2. Lo mismo con O'Faolin.

3. Lo mismo con Pelly.

4. Averiguar si fue Walter Novick el que apuñaló al tío Stefan.

5. Si es así, pescarlo.

No sabía qué hacer con las tres primeras cosas. Pero sería fácil enfrentarme con la cuarta. Luego iría la quinta. Llamé a Murray al Herald Star.

– ¡V. I.! ¡No estás muerta! -me saludó.

– No es que no lo hayan intentado -le contesté-. Necesito unas fotografías.

– Muy bien. El Instituto de Arte tiene unas rebajadas. Intenté llamarte anoche. Nos gustaría escribir una historia acerca de Stefan Herschel y tu detención.

– ¿Por qué me lo dices? Limítate a hacerlo. Como tu historia de hace dos días.

– Te cambio tus fotos por una historia. ¿A quién quieres?

– A Walter Novick.

– ¿Crees que apuñaló a Herschel?

– Quiero saber qué aspecto tiene por si acaso viene de nuevo a por mí.

– Muy bien, muy bien. Te llevaré las fotos al Golden Glow alrededor de las cuatro. Y me concedes media hora.

– Recuerda que no eres Bobby Mallory -le dije irritada-. No tengo por qué decirte nada.

– Por lo que he oído, tampoco le cuentas gran cosa a Mallory -colgó.

Miré el reloj. Las dos. Suficiente tiempo como para pensar cómo llegar hasta los papeles que quería ver. Podía disfrazarme de miembro itinerante de Corpus Christi e ir a llamar a la puerta de la señora Paciorek. Luego, mientras ella estaba rezando intensamente, podía buscar su caja fuerte, romper la combinación y…

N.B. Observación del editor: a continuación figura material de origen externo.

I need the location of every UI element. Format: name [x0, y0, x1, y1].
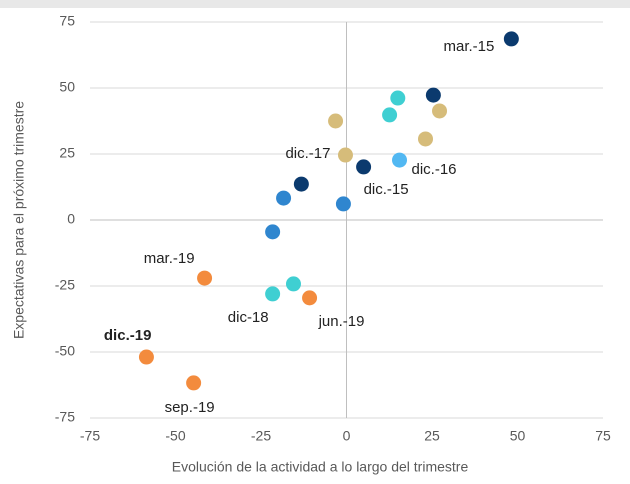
point [392, 152, 408, 168]
y-tick-label: -50 [55, 343, 75, 359]
point-label: sep.-19 [165, 399, 215, 416]
point [337, 147, 353, 163]
point-label: dic-18 [228, 309, 269, 326]
point [197, 270, 213, 286]
point [425, 87, 441, 103]
point [265, 224, 281, 240]
point [335, 196, 351, 212]
point [285, 276, 301, 292]
point [293, 176, 309, 192]
x-tick-label: 50 [510, 428, 526, 444]
x-tick-label: 25 [424, 428, 440, 444]
x-tick-label: 75 [595, 428, 611, 444]
point [328, 113, 344, 129]
point [390, 90, 406, 106]
x-tick-label: -25 [251, 428, 271, 444]
y-tick-label: -75 [55, 409, 75, 425]
point-label: dic.-15 [364, 181, 409, 198]
point-label: mar.-15 [443, 38, 494, 55]
y-tick-label: 25 [59, 145, 75, 161]
y-tick-label: 75 [59, 13, 75, 29]
x-tick-label: 0 [343, 428, 351, 444]
point-label: dic.-17 [285, 145, 330, 162]
point [276, 190, 292, 206]
x-tick-label: -75 [80, 428, 100, 444]
point [432, 103, 448, 119]
y-axis-title: Expectativas para el próximo trimestre [11, 101, 27, 339]
point [138, 349, 154, 365]
point [382, 107, 398, 123]
point [302, 290, 318, 306]
x-axis-title: Evolución de la actividad a lo largo del… [172, 459, 469, 475]
point [418, 131, 434, 147]
point-label: dic.-19 [104, 327, 152, 344]
y-tick-label: 50 [59, 79, 75, 95]
y-tick-label: 0 [67, 211, 75, 227]
y-tick-label: -25 [55, 277, 75, 293]
point [265, 286, 281, 302]
point [503, 31, 519, 47]
x-tick-label: -50 [165, 428, 185, 444]
top-band [0, 0, 630, 8]
point [186, 375, 202, 391]
point-label: mar.-19 [144, 250, 195, 267]
point-label: jun.-19 [318, 313, 365, 330]
point [356, 159, 372, 175]
point-label: dic.-16 [412, 161, 457, 178]
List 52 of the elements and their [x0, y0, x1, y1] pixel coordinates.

Y… ¡podía disfrazarme! No para ir a ver a la señora Paciorek, sino para ir al convento. Si O'Faolin estaba allí, podía ocuparme de él y de Pelly de una sola vez. Si el disfraz funcionaba. Sonaba a cosa de locos. Pero no se me ocurría nada mejor.

Yendo por la calle Jackson hacia el río, se pasa junto a una serie de tiendas de telas. En Hofmanstahls, en la esquina de Jackson y Wells, encontré una lana fina blanca. Cuando me preguntaron cuánta necesitaba, me di cuenta de que no tenía ni idea. Hice un dibujo de la prenda y acordamos que me harían falta unas diez yardas. A ocho dólares la yarda, no era precisamente una ganga. No tenían cinturones y me llevó cerca de una hora de vagabundeo por tiendas de artículos de cuero para caballeros el encontrar la pesada correa negra que necesitaba.

Una tienda de artículos religiosos cerca de la estación Union me suministró el resto de lo que necesitaba.

Mientras caminaba de vuelta a lo largo de las fangosas calles hacia el Golden Glow, pasé junto a una sórdida tienda de postales. Entré siguiendo un impulso. Tenía unas cuantas fotografías de antiguos gánsteres de Chicago. Cogí una serie de seis para mezclarlas con las fotos de Novick que me iba a traer Murray.

Eran casi las cuatro; no tenía tiempo de entrar en la tienda del sastre de Montrose antes de ir a ver a Murray. Pero si no lo hacía hoy, tendría que esperar hasta el lunes y ya sería demasiado tarde. Murray tendría que acompañarme y hablaríamos en el coche.

Aceptó de mala gana. Cuando entré estaba alegremente concentrado en su segunda cerveza, se había quitado las botas y estaba calentándose los calcetines en una pequeña estufa junto a la barra de caoba en forma de herradura. Mientras se ponía con amargura las botas húmedas, cogí un sobre de papel manila que estaba delante de él en la barra. En él había dos fotos de Novick, ninguna de las dos muy enfocada, pero lo bastante clara como para identificarle. Las dos eran fotos del tribunal tomadas cuando detuvieron a Novick por intento de asesinato y robo a mano armada. Nunca fue condenado. Los amigos de Pasquale raramente lo eran.

Me alivió no reconocer el rostro de Novick. Temía que pudiera haber sido el hombre al que di una patada la noche anterior; si estaba tan próximo a Pasquale, no había ninguna posibilidad de que el don lo echase.

Conduje a Murray hasta mi coche a buena marcha.

– Maldita sea, V. I., para un poco. Llevo trabajando todo el día y no he bebido más que una cerveza.

– Si quieres una historia, ven y cógela, Ryerson.

Subió al asiento delantero, gruñendo que aquel coche era demasiado pequeño para él. Puse el Omega en marcha y me dirigí hacia Lake Shore Drive.

– ¿Cómo es que fuiste a visitar a Stefan Herschel el mismo día en que le apuñalaron?

– ¿Qué dice él de eso?

– En el puñetero hospital no nos dejan hablar con él. Por eso tengo que preguntártelo a ti, y ya sé lo que eso significa: la mitad de la historia. Mi contacto en la comisaría me dijo que te habían retenido. Por ocultar pruebas de un delito. ¿Qué delito?